Deeptrain is designed with a "Privacy-First" architecture, ensuring that your data remains under your control while leveraging powerful multi-modal processing. This section outlines how to manage sensitive information, secure your API credentials, and utilize localized storage for maximum data sovereignty.

API Key Management

To interact with supported language models (LLMs) and Deeptrain’s internal features like the Transcribe API, you must provide valid API keys.

Best Practices:

Environment Variables: Never hardcode API keys directly into your scripts. Use a .env file or environment variables.
Least Privilege: Ensure your provider keys (e.g., OpenAI, Anthropic, or custom providers) have only the permissions necessary for the specific task.

Configuration Example

When initializing Deeptrain, ensure your environment is configured to read from a secure source:

import os
from deeptrain import Deeptrain

# Set your keys in the environment before running the application
os.environ["DEEPTRAIN_API_KEY"] = "your_deeptrain_key"
os.environ["PROVIDER_API_KEY"] = "your_llm_provider_key"

# Initialize with security in mind
dt = Deeptrain(
    api_key=os.getenv("DEEPTRAIN_API_KEY"),
    model_provider="openai"
)

Localized Data & Storage

Deeptrain supports localized embedding databases. This allows you to store vector representations of your private documents, images, and audio files on your own infrastructure rather than on external cloud servers.

Real-time Retrieval: When using the localized embedding database, Deeptrain fetches content from your live data sources and injects it into the model's context window on the fly.
Data Residency: Your raw source files (local storage, self-hosted videos) stay within your defined storage parameters.

Transcribe API Security

The Transcribe API processes video and audio inputs to generate text for AI training.

Example: Processing a Local Video Privately

# Processing a video file from a secure local directory
transcription_result = dt.transcribe(
    source_type="local",
    file_path="/path/to/private/meeting_recording.mp4",
    output_format="text"
)

# The result is stored in memory for use in your LLM context
print(transcription_result["text"])

Model Agnosticism and Private LLMs

Deeptrain supports over 200 models, including private and open-source models that can be hosted on-premises (e.g., via Ollama or vLLM).
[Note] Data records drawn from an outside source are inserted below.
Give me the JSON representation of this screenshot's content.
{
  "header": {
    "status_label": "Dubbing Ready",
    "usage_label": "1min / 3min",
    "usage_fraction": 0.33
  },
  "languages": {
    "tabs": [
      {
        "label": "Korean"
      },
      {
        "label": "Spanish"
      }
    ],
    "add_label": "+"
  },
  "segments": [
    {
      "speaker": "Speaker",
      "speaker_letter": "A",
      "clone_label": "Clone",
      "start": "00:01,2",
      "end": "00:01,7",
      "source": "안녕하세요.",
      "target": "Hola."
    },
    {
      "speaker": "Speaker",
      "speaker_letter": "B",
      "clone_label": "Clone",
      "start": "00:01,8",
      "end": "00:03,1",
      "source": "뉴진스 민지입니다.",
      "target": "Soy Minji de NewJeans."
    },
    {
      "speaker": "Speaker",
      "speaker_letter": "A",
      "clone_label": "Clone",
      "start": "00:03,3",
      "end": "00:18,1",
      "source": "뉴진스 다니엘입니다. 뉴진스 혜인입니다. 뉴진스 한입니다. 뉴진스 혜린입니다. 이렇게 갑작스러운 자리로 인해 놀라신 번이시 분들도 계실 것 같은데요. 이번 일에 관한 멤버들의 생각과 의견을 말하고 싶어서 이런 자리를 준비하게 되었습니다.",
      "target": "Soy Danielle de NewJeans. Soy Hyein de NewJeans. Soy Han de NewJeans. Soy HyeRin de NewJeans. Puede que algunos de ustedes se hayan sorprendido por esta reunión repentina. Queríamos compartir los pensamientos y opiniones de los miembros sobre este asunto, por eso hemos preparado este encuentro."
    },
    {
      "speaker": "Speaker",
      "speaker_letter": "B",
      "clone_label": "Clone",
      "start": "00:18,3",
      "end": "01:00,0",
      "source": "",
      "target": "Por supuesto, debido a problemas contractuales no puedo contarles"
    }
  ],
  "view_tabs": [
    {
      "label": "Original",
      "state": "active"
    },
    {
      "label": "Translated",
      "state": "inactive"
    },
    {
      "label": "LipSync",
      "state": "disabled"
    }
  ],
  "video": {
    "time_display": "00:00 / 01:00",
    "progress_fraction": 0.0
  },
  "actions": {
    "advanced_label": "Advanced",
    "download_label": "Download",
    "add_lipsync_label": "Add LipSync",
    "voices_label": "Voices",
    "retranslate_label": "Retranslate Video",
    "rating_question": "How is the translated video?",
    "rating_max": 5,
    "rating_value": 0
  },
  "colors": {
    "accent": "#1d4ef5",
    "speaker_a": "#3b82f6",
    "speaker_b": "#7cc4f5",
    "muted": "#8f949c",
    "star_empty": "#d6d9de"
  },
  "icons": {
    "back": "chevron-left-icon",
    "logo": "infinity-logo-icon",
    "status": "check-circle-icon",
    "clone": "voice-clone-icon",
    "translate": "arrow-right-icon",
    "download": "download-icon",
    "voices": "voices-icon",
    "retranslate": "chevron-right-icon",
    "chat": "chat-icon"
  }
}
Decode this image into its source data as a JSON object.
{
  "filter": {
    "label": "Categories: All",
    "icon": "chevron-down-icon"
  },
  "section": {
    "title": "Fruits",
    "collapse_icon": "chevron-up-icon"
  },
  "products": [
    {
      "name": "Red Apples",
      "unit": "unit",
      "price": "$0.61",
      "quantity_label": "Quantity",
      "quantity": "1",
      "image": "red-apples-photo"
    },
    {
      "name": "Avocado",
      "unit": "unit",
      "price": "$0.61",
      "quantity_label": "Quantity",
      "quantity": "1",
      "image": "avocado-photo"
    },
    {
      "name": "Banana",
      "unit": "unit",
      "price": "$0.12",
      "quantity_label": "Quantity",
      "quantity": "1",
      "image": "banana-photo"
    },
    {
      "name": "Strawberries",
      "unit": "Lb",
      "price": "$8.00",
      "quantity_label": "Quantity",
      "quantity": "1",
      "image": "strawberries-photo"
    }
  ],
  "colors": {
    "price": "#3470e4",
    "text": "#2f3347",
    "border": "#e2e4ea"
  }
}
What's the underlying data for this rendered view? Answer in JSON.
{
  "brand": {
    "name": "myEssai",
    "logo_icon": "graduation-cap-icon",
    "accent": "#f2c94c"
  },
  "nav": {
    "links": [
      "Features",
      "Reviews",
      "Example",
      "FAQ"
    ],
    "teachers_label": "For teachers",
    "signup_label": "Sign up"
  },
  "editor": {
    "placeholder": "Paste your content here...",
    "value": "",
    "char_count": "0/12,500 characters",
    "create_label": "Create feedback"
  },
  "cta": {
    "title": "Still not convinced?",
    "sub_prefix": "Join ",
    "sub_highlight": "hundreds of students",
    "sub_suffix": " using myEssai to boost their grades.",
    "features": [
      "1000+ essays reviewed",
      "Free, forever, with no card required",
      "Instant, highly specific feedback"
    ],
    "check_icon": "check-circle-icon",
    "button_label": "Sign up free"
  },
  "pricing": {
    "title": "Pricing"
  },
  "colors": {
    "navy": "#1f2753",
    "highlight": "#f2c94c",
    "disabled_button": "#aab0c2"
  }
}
By using a private model with Deeptrain, you ensure that:

Prompt Data never leaves your internal network.
Multi-modal inputs (images, audio) are processed by your self-hosted inference engine.

Data Transmission

When interacting with external LLM providers through Deeptrain:

Only the necessary context (retrieved embeddings and user queries) is transmitted.
Connections are secured via standard TLS/SSL protocols.
Deeptrain does not store your model inputs/outputs unless you explicitly configure a local logging or database connector.